Al-Qur'an telah menyatakan dengan tegas. 

"Tidak ada paksaan dalam agama. Sesungguhnya jalan benar itu nyata bedanya dari kesesatan..." (Albaqarah: 256)
Ajaran ini adalah bukti kebebasan berkeyakinan yang disampaikan oleh Nabi Muhammad saw.



Kesetaraan Untuk semua Manusia

Faktor yang merusak persatuan bangsa adalah karena tidak adanya kesetaraan diantara mereka. Nabi Muhammad saw memainkan peran utama dalam menghapus perbedaan ras, suku dan kasta yang terdapat diantara orang-orang pada waktu itu, dan dipersembahkan kepada dunia sebuah piagam kesetaraan yang tiada banding. Beliau memberi bentuk piagam ini dalam bentuk perintah Al-Qur'an sebagai berikut: 
"Hai manusia, Sesungguhnya Kami telah menciptakan kamu dari laki-laki dan perempuan; dan Kami telah menjadikan kamu bangsa-bangsa dan bersuku-suku, supaya kamu dapat saling mengenal. Sesungguhnya, yang paling mulia di antara kamu di sisi Allah ialah yang paling bertakwa di antara kamu. Sesungguhnya Allah Maha Mengetahui, Maha Waspada." (Al-Hujurat: 13)
Prinsip kesetaraan Al-Qur'an ini telah dicontohkan oleh Nabi Muhammad saw pada kesempatan Khutbah terakhir. Khutbah tersebut dapat diringkas dalam kata-kata berikut:

"Kalian adalah bersaudara. Semua orang adalah sama menurut Islam. Arab tidak memiliki keunggulan diatas orang Non-Arab, begitupun non Arab diatas orang Arab. Seorang pria kulit putih tidak ada keunggulan diatas pria kulit hitam, atau dalam hal ini seorang pria kulit hitam tidak ada kelebihan diatas pria kulit putih, tetapi yang membedakan hanyalah orang-orang yang memperlihatkan kebenaran dan usaha untuk mencapainya. Menurut Islam, tidak ada perbedaan dalam mendapatkan pahala berdasarkan warna kulit atau keturunan."




Menegakkan Keadilan

Pembentukan perdamaian memerlukan penerapaan keadilan dan kejujuran, jika penerapannya buruk maka hal itu dapat menghancurkan bangsa dan konsekuensi yang mengerikan. Oleh sebab itu Nabi Muhammad saw menekankan bahwa semua orang, terlepas dari status mereka, harus diperlakukan dengan keadilan sejati. Ajaran Al-Qur'an sangat jelas menerangkan tentang hal ini: 
"Sesungguhnya Allah swt. menyuruh berlaku adil dan berbuat kebaikan dan memberi kepada kaum kerabat ; dan melarang dari perbuatan keji, dan hal yang tidak disenangi, dan memberontak.  Dia memberi kamu nasihat supaya kamu mengambil pelajaran." (An-Nahl: 90)
Dan standar keadilan yang diperlukan adalah: 
"Hai orang-orang yang beriman,  hendaklah kamu berdiri teguh karena Allah, menjadi saksi dengan adil; dan janganlah kebencian sesuatu kaum mendorong kamu bertindak tidak adil. Berlakulah adil; itu lebih dekat kepada takwa. Dan bertakwalah kepada Allah swt. Sesungguhnya, Allah swt.  Maha Mengetahui apa-apa yang kamu kerjakan." (Almaidah: 8)
Nabi Muhammad saw diriwayatkan telah bersabda bahwa negara-bangsa-bangsa terdahulu telah dihancurkan karena mereka menghukum masyarakat lemah dan membiarkan orang-orang yang berada pada status sosial yang lebih tinggi.
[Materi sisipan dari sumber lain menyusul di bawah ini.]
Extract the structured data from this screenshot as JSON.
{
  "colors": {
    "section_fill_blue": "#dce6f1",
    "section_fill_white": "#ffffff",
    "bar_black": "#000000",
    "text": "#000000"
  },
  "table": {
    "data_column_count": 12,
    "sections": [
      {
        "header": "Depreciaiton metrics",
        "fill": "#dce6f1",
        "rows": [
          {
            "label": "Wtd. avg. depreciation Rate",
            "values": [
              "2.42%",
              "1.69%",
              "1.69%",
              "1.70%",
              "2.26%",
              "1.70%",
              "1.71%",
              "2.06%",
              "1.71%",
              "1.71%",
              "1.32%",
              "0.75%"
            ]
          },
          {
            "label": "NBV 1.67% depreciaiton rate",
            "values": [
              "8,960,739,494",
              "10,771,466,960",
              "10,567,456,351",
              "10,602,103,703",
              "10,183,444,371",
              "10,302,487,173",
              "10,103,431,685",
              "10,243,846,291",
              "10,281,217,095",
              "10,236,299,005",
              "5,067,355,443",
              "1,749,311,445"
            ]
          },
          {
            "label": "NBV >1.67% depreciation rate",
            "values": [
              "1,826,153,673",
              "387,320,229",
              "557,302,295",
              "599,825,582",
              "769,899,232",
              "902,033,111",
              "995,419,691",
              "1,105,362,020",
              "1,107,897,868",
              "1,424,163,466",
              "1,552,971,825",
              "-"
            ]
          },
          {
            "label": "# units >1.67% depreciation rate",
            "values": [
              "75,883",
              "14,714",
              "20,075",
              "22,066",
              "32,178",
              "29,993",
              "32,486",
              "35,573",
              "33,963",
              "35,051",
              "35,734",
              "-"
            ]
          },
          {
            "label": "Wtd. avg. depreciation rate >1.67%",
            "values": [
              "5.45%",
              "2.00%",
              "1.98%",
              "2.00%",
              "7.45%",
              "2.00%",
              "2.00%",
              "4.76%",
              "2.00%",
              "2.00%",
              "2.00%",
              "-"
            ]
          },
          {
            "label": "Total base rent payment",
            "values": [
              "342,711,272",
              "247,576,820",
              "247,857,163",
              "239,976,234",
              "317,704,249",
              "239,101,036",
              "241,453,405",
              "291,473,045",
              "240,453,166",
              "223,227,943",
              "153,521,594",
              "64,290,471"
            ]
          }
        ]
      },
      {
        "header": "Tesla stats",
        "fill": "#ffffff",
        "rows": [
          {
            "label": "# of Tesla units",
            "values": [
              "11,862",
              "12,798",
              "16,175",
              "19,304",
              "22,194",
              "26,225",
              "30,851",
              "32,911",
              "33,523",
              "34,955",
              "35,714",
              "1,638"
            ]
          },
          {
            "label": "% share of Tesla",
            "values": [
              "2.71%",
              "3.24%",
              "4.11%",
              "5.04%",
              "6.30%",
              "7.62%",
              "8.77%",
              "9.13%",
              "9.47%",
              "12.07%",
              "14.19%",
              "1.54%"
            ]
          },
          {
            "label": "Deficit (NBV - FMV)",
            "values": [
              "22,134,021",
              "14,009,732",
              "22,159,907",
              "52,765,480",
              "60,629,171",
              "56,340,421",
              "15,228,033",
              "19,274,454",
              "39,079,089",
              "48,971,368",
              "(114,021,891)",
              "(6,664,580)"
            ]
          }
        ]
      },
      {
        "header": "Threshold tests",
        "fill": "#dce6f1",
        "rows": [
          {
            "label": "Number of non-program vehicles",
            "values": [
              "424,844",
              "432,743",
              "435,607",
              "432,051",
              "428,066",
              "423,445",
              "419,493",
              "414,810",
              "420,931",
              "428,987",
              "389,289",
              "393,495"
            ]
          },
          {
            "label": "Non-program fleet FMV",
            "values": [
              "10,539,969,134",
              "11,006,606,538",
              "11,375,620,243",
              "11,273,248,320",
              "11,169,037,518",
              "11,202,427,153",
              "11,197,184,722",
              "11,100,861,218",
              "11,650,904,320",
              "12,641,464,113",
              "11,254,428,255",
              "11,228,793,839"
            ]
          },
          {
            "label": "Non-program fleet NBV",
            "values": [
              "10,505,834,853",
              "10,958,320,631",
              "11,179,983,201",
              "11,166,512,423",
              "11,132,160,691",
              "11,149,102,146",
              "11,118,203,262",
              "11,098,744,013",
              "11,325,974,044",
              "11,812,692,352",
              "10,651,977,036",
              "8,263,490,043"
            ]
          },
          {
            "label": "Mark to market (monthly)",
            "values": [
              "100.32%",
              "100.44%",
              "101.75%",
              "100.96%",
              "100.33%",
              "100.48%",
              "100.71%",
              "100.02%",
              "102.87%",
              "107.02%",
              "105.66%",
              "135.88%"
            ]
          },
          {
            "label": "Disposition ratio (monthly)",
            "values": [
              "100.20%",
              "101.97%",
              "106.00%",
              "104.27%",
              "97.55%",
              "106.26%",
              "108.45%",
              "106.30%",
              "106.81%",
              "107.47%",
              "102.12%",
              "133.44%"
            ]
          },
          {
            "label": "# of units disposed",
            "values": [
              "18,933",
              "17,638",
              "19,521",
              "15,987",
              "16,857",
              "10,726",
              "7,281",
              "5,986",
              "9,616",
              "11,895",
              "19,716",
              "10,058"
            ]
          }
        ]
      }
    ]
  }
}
Menghormati Pendiri Semua Agama

Untuk menciptakan persatuan diantara bangsa-bangsa di dunia, Nabi Muhammad saw telah memberikan kita aturan emas untuk menghormati dan menghargai para Pendiri atau tokoh suci dari berbagai agama. Jika kita tidak mengikuti aturan emas ini, maka hal itu akan berpotensi menciptakan saling permusuhan dan perselisihan, yang akan merusakan kedamaian masyarakat dan menciptakan pertumpahan darah.

Nabi Muhammad saw menyampaikan ajaran Al-Qur'an ini untuk mengakhiri permusuhan:
 

"...dan bagi setiap kaum ada seorang pemberi petunjuk." (Ar-Ra'd: 7) 
"...dan tiada suatu kaum pun melainkan telah diutus kepada mereka seorang pemberi ingat." (Al-Fathir:25)
Karena semua utusan Tuhan diutus dengan oleh Tuhan yang sama, maka tugas kita adalah menghormati mereka dalam ukuran yang sama. Jadi jika kita benar-benar yakin kepada Nabi Muhammad saw maka kita akan menghargai pendiri agama lain sebagai bagian dari keimanan kita.

Di masa hidup Nabi Muhammad saw seorang Yahudi dan orang Arab bertengkar tentang keunggulan masing-masing nabi mereka. Orang Yahudi tersebut merasa sakit hati dengan cara Muslim tersebut menyampaikan klaimnya. Ketika orang Yahudi itu mengeluhkan perihal tersebut kepada Nabi Muhammad saw, beliau memperingatkan perilaku Muslim tersebut dengan bersabda: "Jangan meninggikan aku diatas Musa". Inilah standar toleransi yang tinggi dan kesopanan Nabi Muhammad saw yang harus kita miliki.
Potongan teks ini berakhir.